With so much new money flowing into this investment theme, it can be a challenge for an investor to ensure they are getting enough of the correct ESG exposure, with significant liquidity and at the right cost.  As an example, in September 2020, the S&P 500 ESG index methodology was adjusted to exclude thermal coal. Removal of this industry type was based on extensive feedback and the need for a robust index. This index has helped define the ESG derivative market.

“Climate change cemented itself as being a priority ESG issue, both for investors and also for broader society,” says Jaspreet Duhra, head of EMEA ESG Indices for S&P Dow Jones Indices, which oversaw the thermal coal consultation.  “We wanted to see if this was reflected as a sentiment of something we should be changing within our ESG index series.”

ESG Derivatives

Derivatives are quickly becoming a critical tool for ESG market participants. For Swedbank Robur, CME’s E-mini S&P 500 ESG Index futures satisfied a promise to clients to make their funds 100% sustainable. Before the contract, launched in 2019, the firm included traditional S&P 500 futures in their funds.

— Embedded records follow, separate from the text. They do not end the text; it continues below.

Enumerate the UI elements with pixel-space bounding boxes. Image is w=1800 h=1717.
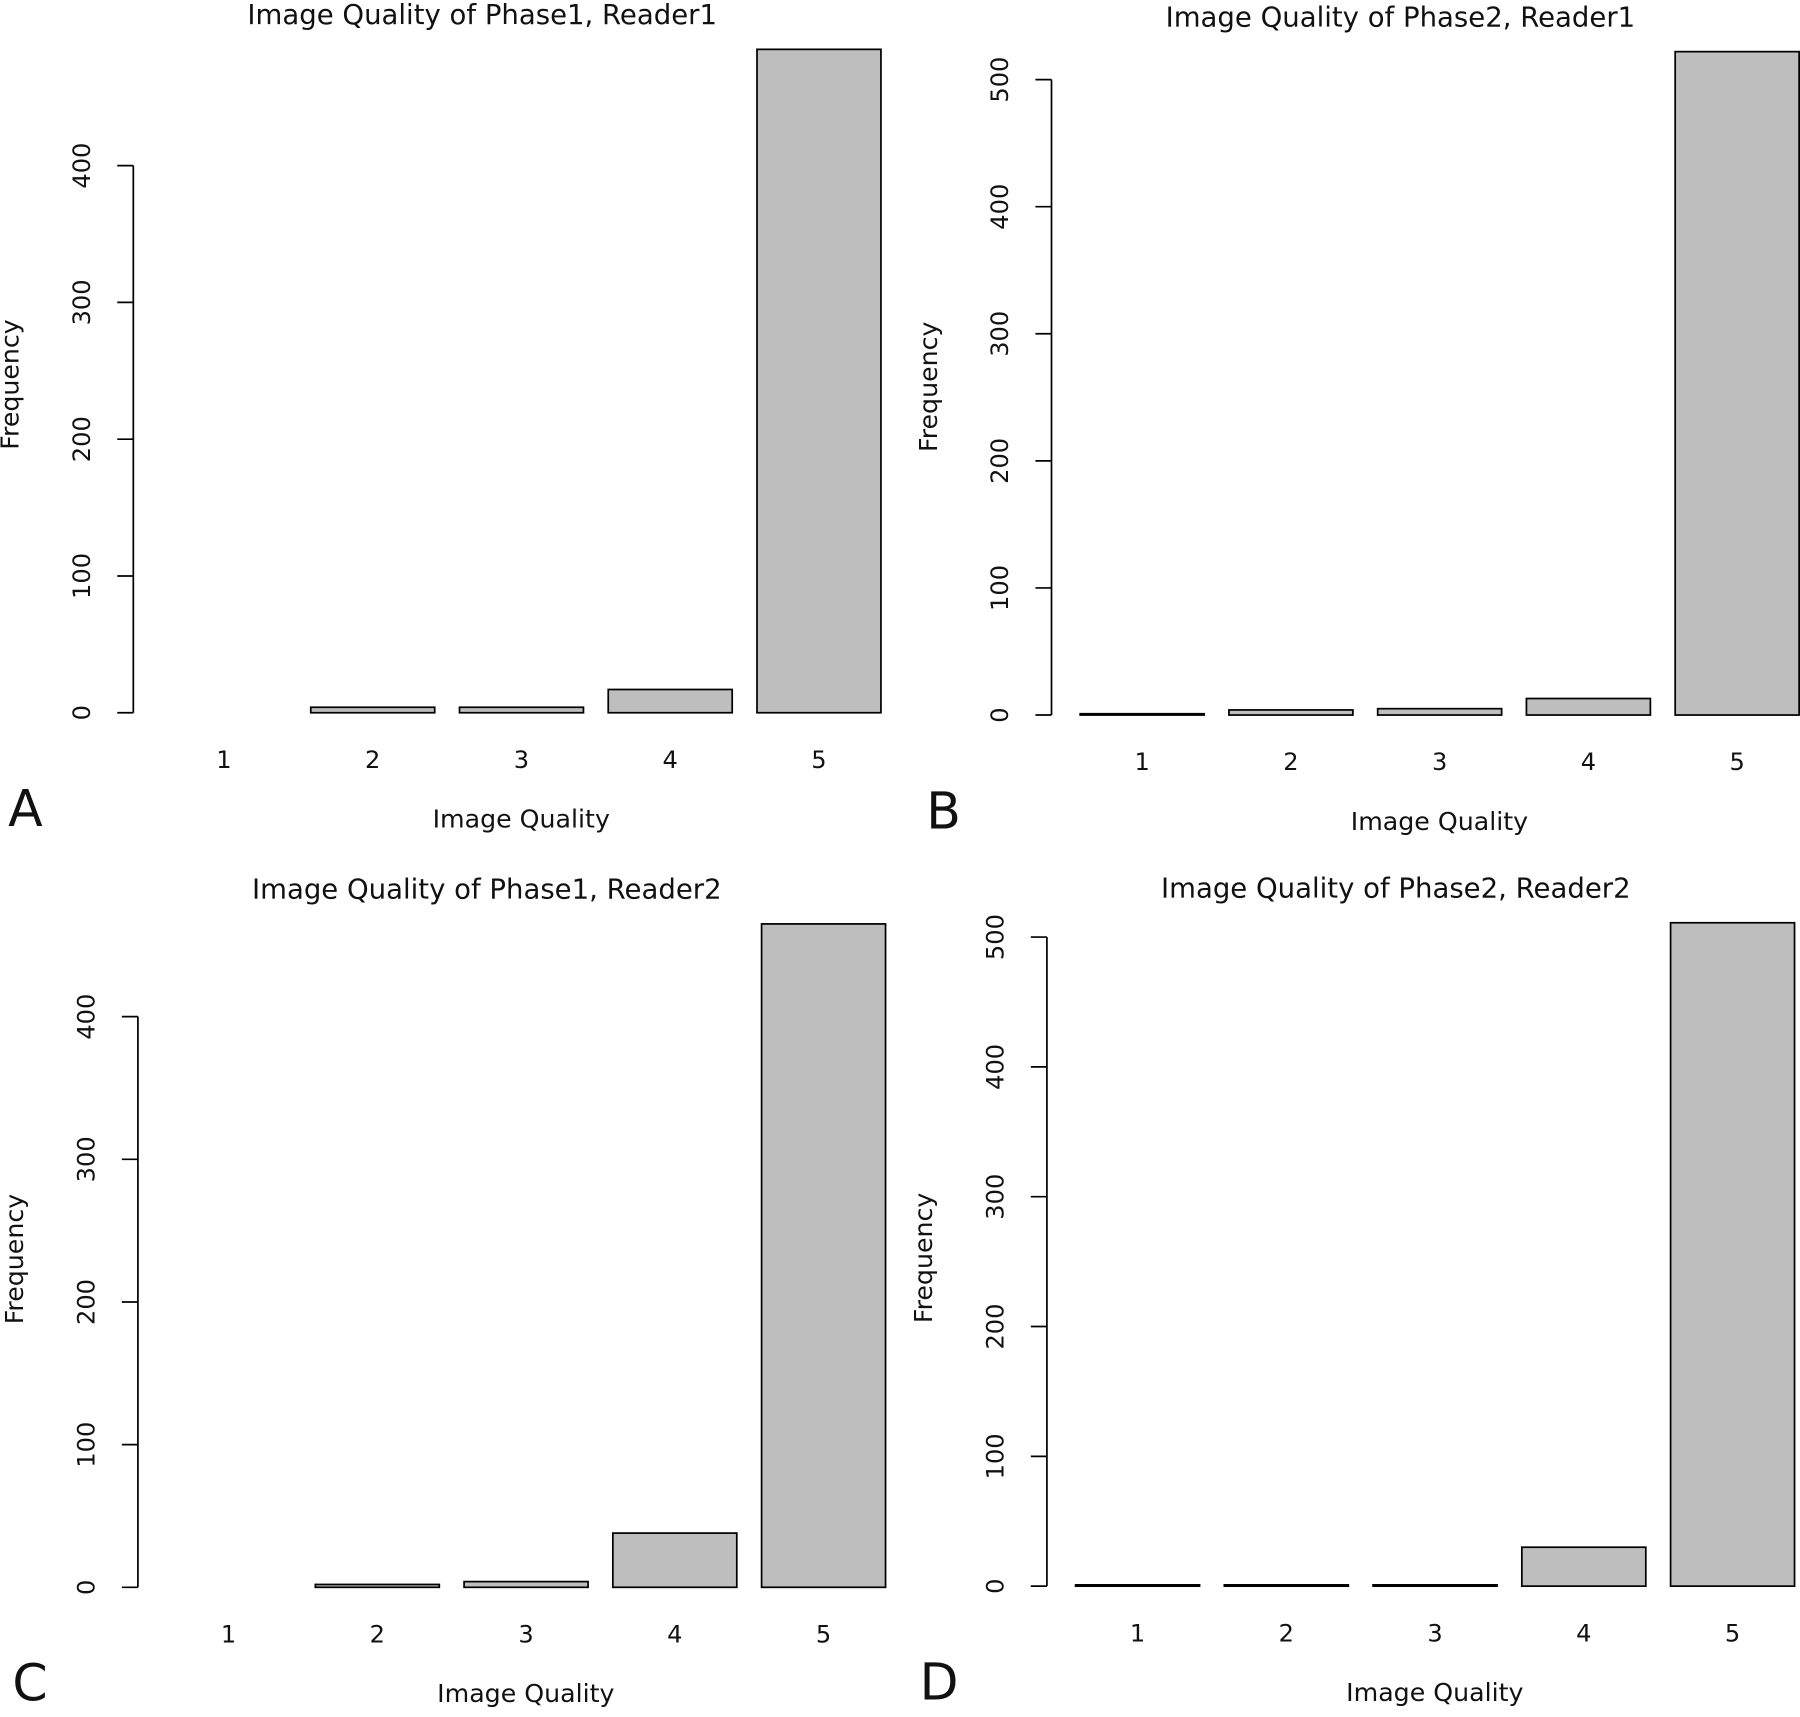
bar <box>463 1580 589 1589</box>
y-tick-label: 500 <box>986 57 1014 103</box>
y-axis-label: Frequency <box>0 1194 29 1324</box>
y-tick-label: 200 <box>68 416 96 462</box>
y-tick-label: 0 <box>981 1578 1009 1593</box>
panel: Image Quality of Phase1, Reader2 C Image Q… <box>0 874 887 1713</box>
y-tick-label: 300 <box>68 279 96 325</box>
x-tick-label: 5 <box>1729 748 1744 776</box>
y-tick-label: 500 <box>981 914 1009 960</box>
bar <box>1223 1584 1350 1588</box>
bar <box>1376 707 1503 716</box>
bar <box>756 48 882 714</box>
bar <box>1520 1546 1647 1588</box>
x-tick-label: 2 <box>1283 748 1298 776</box>
y-tick-label: 200 <box>986 438 1014 484</box>
panel-label: C <box>12 1654 47 1713</box>
y-tick-label: 100 <box>981 1433 1009 1479</box>
chart-title: Image Quality of Phase1, Reader2 <box>252 874 722 906</box>
x-tick-label: 4 <box>667 1621 682 1649</box>
y-tick-label: 300 <box>986 311 1014 357</box>
bar <box>1372 1584 1498 1588</box>
bar <box>607 688 734 714</box>
y-tick-label: 400 <box>986 184 1014 230</box>
y-tick-label: 400 <box>981 1044 1009 1090</box>
x-tick-label: 1 <box>216 746 231 774</box>
x-axis-label: Image Quality <box>433 805 610 834</box>
x-tick-label: 3 <box>514 746 529 774</box>
chart-title: Image Quality of Phase2, Reader2 <box>1161 872 1631 904</box>
y-tick-label: 400 <box>68 143 96 189</box>
bar <box>1525 697 1652 716</box>
x-tick-label: 1 <box>221 1621 236 1649</box>
bar <box>458 706 585 714</box>
bar <box>1074 1584 1201 1588</box>
y-tick-label: 0 <box>72 1580 100 1595</box>
panel: Image Quality of Phase1, Reader1 A Image Q… <box>0 0 882 838</box>
bar <box>1669 921 1796 1588</box>
x-tick-label: 1 <box>1130 1619 1145 1647</box>
bar <box>611 1532 738 1589</box>
x-axis-label: Image Quality <box>437 1679 614 1708</box>
bar <box>1079 712 1206 716</box>
y-tick-label: 100 <box>68 553 96 599</box>
x-tick-label: 5 <box>1725 1619 1740 1647</box>
x-tick-label: 4 <box>1576 1619 1591 1647</box>
panel-label: A <box>8 779 43 838</box>
panel: Image Quality of Phase2, Reader1 B Image Q… <box>914 1 1800 840</box>
y-tick-label: 0 <box>68 705 96 720</box>
y-axis-label: Frequency <box>909 1193 938 1323</box>
x-tick-label: 5 <box>816 1621 831 1649</box>
y-tick-label: 100 <box>986 565 1014 611</box>
y-axis-label: Frequency <box>0 319 25 449</box>
bar <box>314 1583 441 1589</box>
y-axis-label: Frequency <box>914 322 943 452</box>
y-tick-label: 200 <box>72 1279 100 1325</box>
x-axis-label: Image Quality <box>1346 1678 1523 1707</box>
x-tick-label: 2 <box>370 1621 385 1649</box>
x-tick-label: 5 <box>811 746 826 774</box>
y-tick-label: 0 <box>986 707 1014 722</box>
y-tick-label: 100 <box>72 1422 100 1468</box>
panel-label: B <box>926 781 961 840</box>
x-tick-label: 4 <box>663 746 678 774</box>
x-tick-label: 1 <box>1134 748 1149 776</box>
x-axis-label: Image Quality <box>1351 807 1528 836</box>
x-tick-label: 2 <box>1279 1619 1294 1647</box>
y-tick-label: 200 <box>981 1304 1009 1350</box>
bar <box>1228 709 1354 716</box>
x-tick-label: 2 <box>365 746 380 774</box>
x-tick-label: 4 <box>1581 748 1596 776</box>
y-tick-label: 300 <box>72 1136 100 1182</box>
bar <box>1674 50 1800 716</box>
y-tick-label: 300 <box>981 1174 1009 1220</box>
x-tick-label: 3 <box>518 1621 533 1649</box>
x-tick-label: 3 <box>1432 748 1447 776</box>
chart-title: Image Quality of Phase2, Reader1 <box>1166 1 1636 33</box>
bar <box>760 923 887 1589</box>
x-tick-label: 3 <box>1427 1619 1442 1647</box>
bar <box>309 706 436 714</box>
chart-title: Image Quality of Phase1, Reader1 <box>247 0 717 31</box>
panel-label: D <box>920 1653 959 1712</box>
y-tick-label: 400 <box>72 994 100 1040</box>
panel: Image Quality of Phase2, Reader2 D Image Q… <box>909 872 1796 1712</box>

“We were really eager for the launch of ESG futures to give the end customers what they paid for,” says Linder.

This investor interest has resulted in a surge in trading volumes and open interest in the CME contract

In December, average daily volume broke above 1,500 and open interest doubled to over 7,000 contracts.  ESG derivatives are now a cornerstone to manage this growing investor demand.  Since the initial listing of these futures, there are now over 200 individual firms trading them, including asset managers, insurers, hedge funds and ETF issuers.

This interest is reflective of the broader trend towards ESG investment. Duhra says it’s not one she sees slowing down. “I would expect demand for ESG indices to continue to grow,” she says. “I would also expect to see an increase in the number of financial institutions looking to incorporate ESG risks for the first time.”